Tas Melas: Mike Budenholzer, Doc Rivers and Nate McMillan, in that order.
John Schuhmann: Kenny Atkinson, Michael Malone and Nate McMillan all deserve consideration for pushing their teams beyond expectations, despite injuries to key players. Doc Rivers, meanwhile, has done a terrific job of getting a roster in transition — no current Clipper (save the injured Luc Mbah a Moute) was on the roster two seasons ago and a bunch of rotation guys are free agents (or potential free agents) this summer — to play for each other. Two of the four coaches above will be on my ballot and it will be difficult the other two off. But, given how much the Bucks have improved — they’re the league’s third-most improved team on offense (4.7 points per 100 possessions) and its most improved on defense (4.5 per 100) from last season — the top spot on my ballot will almost certainly go to Mike Budenholzer.

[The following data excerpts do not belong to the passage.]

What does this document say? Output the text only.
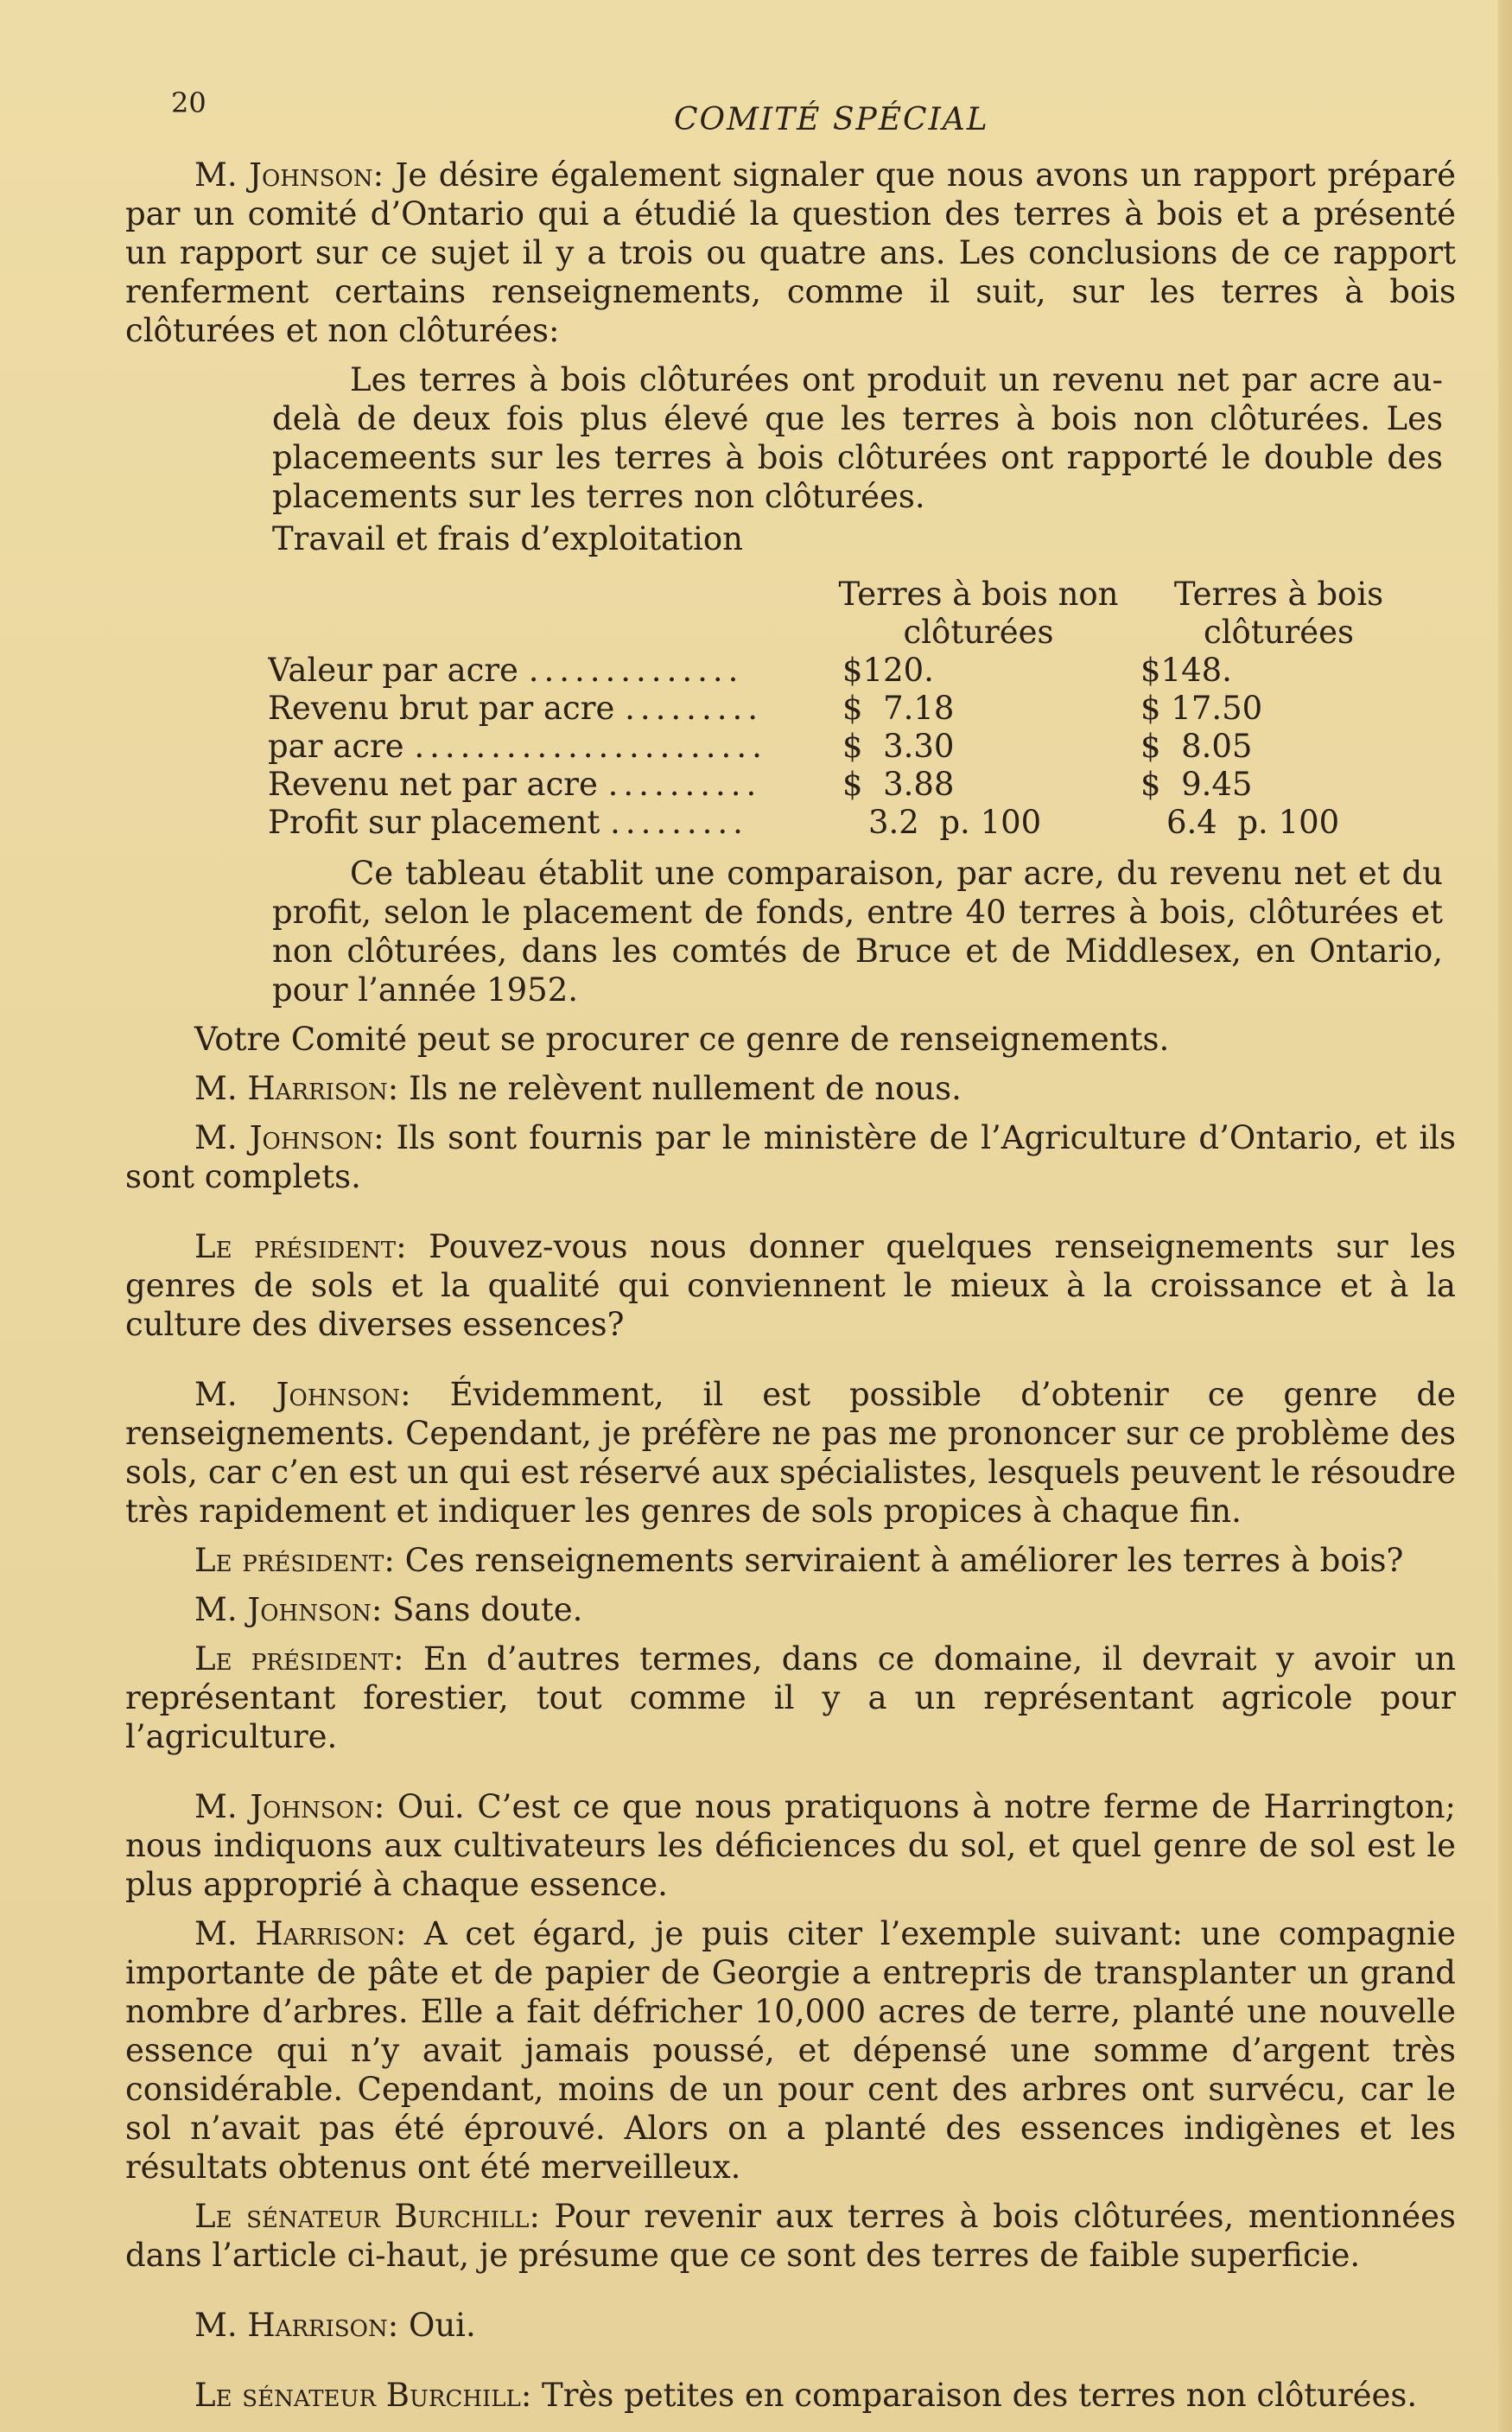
20	COMITÉ SPÉCIAL

M. Johnson: Je désire également signaler que nous avons un rapport préparé par un comité d’Ontario qui a étudié la question des terres à bois et a présenté un rapport sur ce sujet il y a trois ou quatre ans. Les conclusions de ce rapport renferment certains renseignements, comme il suit, sur les terres à bois clôturées et non clôturées:

Les terres à bois clôturées ont produit un revenu net par acre au-delà de deux fois plus élevé que les terres à bois non clôturées. Les placemeents sur les terres à bois clôturées ont rapporté le double des placements sur les terres non clôturées.

Travail et frais d’exploitation

	Terres à bois non clôturées	Terres à bois clôturées
Valeur par acre ..............	$120.	$148.
Revenu brut par acre .........	$  7.18	$ 17.50
par acre .......................	$  3.30	$  8.05
Revenu net par acre ..........	$  3.88	$  9.45
Profit sur placement .........	3.2  p. 100	6.4  p. 100

Ce tableau établit une comparaison, par acre, du revenu net et du profit, selon le placement de fonds, entre 40 terres à bois, clôturées et non clôturées, dans les comtés de Bruce et de Middlesex, en Ontario, pour l’année 1952.

Votre Comité peut se procurer ce genre de renseignements.

M. Harrison: Ils ne relèvent nullement de nous.

M. Johnson: Ils sont fournis par le ministère de l’Agriculture d’Ontario, et ils sont complets.

Le président: Pouvez-vous nous donner quelques renseignements sur les genres de sols et la qualité qui conviennent le mieux à la croissance et à la culture des diverses essences?

M. Johnson: Évidemment, il est possible d’obtenir ce genre de renseignements. Cependant, je préfère ne pas me prononcer sur ce problème des sols, car c’en est un qui est réservé aux spécialistes, lesquels peuvent le résoudre très rapidement et indiquer les genres de sols propices à chaque fin.

Le président: Ces renseignements serviraient à améliorer les terres à bois?

M. Johnson: Sans doute.

Le président: En d’autres termes, dans ce domaine, il devrait y avoir un représentant forestier, tout comme il y a un représentant agricole pour l’agriculture.

M. Johnson: Oui. C’est ce que nous pratiquons à notre ferme de Harrington; nous indiquons aux cultivateurs les déficiences du sol, et quel genre de sol est le plus approprié à chaque essence.

M. Harrison: A cet égard, je puis citer l’exemple suivant: une compagnie importante de pâte et de papier de Georgie a entrepris de transplanter un grand nombre d’arbres. Elle a fait défricher 10,000 acres de terre, planté une nouvelle essence qui n’y avait jamais poussé, et dépensé une somme d’argent très considérable. Cependant, moins de un pour cent des arbres ont survécu, car le sol n’avait pas été éprouvé. Alors on a planté des essences indigènes et les résultats obtenus ont été merveilleux.

Le sénateur Burchill: Pour revenir aux terres à bois clôturées, mentionnées dans l’article ci-haut, je présume que ce sont des terres de faible superficie.

M. Harrison: Oui.

Le sénateur Burchill: Très petites en comparaison des terres non clôturées.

Sekou Smith: I need four as I have’t been able to trim my list just yet. In no particular order, my top four today is Mike Malone, Mike Budenholzer, Nate McMillan and Doc Rivers. I understand the strong cases that could be made for each guy. Bud has his team atop the standings in the Eastern Conference and overall. That’s usually enough on its own to merit Coach of the Year honors. But what Malone has done with a team that missed the playoffs on the final night of last season to now is flat out remarkable. McMillan has kept the Pacers afloat in the aftermath of Victor Oladipo’s season-ending injury. Rivers has the Clippers locked in for a playoff spot after the they’ve done nothing but shed talent the past two and a half seasons. In a season filled with compelling award races this season, this one could be the tightest.